An issue is that some companies are too big and reach too far into people’s lives, like Google and Amazon. To combat this, some states have better privacy laws, like California, but this is the state that has the most comprehensive privacy policy and even then, it’s not quite there.
So, ignoring the privacy issues, does this mean that AI training roles are better for the future of work? Not quite, according to Aaron Mok’s Guardian article.
Patrick Ciriello’s story, as told in the article, reveals a generation of highly skilled workers who have suffered from one downturn after another. Taking into account the dotcom boom, the 2008 recession, the COVID-19 pandemic, and now the AI boom, not even IT engineering jobs are safe.
“For experienced professionals, AI training contracts can be a side hustle – or a temporary fallback following a layoff – where top experts can, in some cases, earn over $180 an hour. But that’s on the high end.”
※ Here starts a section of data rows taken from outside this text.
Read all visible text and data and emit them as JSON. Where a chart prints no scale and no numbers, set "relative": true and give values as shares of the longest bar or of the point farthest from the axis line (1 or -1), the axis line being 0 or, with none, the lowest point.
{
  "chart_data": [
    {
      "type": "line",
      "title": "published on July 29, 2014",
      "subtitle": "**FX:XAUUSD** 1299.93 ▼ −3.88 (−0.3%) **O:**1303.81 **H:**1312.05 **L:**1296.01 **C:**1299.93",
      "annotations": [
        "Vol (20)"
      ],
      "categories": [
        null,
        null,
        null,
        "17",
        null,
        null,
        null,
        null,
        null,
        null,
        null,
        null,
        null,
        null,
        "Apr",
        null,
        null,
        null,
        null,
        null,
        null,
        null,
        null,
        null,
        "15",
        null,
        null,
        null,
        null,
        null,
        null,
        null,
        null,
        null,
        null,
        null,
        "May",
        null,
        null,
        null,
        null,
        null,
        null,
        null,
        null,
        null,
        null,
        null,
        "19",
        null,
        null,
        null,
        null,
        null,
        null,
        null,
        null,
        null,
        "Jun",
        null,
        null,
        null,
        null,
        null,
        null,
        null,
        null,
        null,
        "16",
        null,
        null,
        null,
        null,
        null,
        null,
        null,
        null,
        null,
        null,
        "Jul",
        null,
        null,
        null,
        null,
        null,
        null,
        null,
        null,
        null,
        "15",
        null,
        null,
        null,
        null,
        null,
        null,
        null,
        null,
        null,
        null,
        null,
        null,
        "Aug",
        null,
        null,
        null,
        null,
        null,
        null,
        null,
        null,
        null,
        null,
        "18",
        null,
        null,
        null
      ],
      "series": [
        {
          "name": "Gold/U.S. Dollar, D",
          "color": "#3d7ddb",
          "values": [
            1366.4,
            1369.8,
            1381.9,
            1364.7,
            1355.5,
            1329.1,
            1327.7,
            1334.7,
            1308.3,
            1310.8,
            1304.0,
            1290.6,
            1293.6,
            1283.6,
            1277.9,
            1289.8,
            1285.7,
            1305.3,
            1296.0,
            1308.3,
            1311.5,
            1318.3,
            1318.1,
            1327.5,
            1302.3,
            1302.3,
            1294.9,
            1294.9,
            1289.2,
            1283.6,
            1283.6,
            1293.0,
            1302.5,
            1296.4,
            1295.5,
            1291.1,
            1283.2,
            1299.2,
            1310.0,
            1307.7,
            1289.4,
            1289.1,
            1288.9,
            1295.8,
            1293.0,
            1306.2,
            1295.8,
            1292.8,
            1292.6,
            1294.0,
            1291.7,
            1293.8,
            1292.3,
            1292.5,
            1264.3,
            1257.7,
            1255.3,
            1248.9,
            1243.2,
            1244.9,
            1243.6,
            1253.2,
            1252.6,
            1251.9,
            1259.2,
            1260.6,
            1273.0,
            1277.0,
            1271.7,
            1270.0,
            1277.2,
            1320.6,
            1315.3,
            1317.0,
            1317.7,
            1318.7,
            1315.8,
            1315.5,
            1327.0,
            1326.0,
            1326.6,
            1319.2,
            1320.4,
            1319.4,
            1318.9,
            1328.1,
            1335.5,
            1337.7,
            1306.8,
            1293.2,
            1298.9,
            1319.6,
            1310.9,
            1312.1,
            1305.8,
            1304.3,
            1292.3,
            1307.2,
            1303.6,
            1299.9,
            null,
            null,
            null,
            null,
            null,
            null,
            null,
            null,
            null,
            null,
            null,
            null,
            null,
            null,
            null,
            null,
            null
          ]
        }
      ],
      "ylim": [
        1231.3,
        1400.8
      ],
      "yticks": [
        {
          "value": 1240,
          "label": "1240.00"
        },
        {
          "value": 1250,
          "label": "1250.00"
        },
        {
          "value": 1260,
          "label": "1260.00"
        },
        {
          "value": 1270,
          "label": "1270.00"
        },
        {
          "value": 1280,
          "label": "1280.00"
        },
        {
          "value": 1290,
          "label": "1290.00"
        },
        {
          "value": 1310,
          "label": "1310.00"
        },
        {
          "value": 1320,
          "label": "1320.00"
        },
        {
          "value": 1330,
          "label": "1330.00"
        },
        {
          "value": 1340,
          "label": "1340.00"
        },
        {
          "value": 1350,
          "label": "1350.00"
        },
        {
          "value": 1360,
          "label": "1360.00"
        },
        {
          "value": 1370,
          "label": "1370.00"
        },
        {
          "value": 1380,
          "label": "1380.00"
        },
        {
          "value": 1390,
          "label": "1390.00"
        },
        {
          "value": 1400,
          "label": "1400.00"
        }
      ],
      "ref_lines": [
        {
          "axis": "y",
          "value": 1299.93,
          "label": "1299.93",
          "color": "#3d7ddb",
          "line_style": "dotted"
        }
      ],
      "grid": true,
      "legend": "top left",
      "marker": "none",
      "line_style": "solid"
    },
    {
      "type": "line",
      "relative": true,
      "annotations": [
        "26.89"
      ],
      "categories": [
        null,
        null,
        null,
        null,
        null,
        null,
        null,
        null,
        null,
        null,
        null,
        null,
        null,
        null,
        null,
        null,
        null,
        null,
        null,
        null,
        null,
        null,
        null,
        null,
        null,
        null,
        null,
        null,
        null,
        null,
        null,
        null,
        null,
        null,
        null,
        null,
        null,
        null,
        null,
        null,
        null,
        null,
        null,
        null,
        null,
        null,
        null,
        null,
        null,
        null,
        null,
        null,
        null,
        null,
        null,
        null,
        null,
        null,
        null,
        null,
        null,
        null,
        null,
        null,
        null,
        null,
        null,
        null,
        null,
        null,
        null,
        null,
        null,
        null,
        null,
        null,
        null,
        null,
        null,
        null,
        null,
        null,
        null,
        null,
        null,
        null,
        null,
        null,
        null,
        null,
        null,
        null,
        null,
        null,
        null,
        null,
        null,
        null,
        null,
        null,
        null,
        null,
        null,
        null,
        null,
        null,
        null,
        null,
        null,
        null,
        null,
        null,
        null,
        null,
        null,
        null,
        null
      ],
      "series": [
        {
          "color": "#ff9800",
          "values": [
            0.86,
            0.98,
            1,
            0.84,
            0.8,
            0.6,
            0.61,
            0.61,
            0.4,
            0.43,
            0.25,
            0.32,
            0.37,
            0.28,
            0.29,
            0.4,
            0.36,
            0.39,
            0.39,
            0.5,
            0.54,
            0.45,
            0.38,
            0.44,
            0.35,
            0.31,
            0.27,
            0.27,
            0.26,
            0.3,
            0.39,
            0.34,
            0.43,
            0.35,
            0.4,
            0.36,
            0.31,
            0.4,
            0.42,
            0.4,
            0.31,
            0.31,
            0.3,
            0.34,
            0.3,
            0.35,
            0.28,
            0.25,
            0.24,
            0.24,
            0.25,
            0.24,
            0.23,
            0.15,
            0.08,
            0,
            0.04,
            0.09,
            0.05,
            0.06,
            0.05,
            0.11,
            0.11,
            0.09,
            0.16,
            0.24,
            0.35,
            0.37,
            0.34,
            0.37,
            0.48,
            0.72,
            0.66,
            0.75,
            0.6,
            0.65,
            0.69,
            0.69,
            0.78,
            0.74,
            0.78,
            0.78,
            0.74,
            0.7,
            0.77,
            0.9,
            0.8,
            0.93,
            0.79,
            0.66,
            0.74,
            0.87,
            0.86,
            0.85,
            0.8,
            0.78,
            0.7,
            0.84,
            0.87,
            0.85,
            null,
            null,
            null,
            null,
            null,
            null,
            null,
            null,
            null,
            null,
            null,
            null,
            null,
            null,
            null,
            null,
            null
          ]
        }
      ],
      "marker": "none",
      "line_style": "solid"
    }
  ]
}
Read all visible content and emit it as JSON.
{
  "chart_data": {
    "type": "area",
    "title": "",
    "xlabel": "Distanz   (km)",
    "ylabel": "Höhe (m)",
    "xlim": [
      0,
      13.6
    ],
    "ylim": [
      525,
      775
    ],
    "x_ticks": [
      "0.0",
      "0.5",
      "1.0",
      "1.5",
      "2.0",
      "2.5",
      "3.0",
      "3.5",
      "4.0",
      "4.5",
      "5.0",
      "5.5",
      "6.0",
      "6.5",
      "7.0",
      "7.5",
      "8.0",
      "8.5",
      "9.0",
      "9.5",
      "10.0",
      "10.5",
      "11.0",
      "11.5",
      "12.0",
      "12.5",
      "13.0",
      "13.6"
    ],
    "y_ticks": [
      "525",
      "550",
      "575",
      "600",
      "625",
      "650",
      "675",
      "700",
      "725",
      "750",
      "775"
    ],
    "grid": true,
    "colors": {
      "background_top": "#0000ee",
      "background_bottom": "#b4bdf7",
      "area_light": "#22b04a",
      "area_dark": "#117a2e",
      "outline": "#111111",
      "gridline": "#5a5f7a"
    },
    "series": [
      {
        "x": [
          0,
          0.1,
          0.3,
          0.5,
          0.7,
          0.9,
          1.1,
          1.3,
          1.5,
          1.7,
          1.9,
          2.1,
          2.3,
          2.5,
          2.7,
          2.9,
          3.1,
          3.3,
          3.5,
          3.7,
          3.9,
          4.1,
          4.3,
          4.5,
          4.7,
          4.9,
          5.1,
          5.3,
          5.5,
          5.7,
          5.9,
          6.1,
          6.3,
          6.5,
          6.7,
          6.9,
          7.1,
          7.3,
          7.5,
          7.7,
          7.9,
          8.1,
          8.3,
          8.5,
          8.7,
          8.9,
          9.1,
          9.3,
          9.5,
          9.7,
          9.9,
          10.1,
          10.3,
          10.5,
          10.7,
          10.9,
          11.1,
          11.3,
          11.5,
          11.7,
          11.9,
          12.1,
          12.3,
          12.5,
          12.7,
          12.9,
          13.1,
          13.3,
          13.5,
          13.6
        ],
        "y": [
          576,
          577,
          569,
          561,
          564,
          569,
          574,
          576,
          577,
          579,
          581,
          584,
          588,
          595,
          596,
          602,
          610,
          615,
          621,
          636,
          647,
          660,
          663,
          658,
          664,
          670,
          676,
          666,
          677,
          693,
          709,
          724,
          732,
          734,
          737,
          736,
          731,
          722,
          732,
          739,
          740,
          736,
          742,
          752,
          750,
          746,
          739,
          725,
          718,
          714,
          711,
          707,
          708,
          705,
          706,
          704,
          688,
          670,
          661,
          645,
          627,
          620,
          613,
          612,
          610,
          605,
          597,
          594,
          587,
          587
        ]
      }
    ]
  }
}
The problem is that the current job market is brutal, and older workers are struggling to find jobs that pay for their skills. With the mass layoffs in 2024, senior workers are competing for lower-paid jobs against recent grads. This has been retooled into career minimalism for some Gen Z’s who are giving up on climbing the career ladder, not out of laziness, but from listening to those who have been dropped from the companies that they were loyal to.
AI training is the next step in gig work, and just like driving around, it can help many people, but it’s disrupting many industries. For some people, this can help them get some extra money, but others, such as older and experienced workers who are being discarded for AI, they’ve been reduced to teaching their replacement how to do the work they used to do for less pay.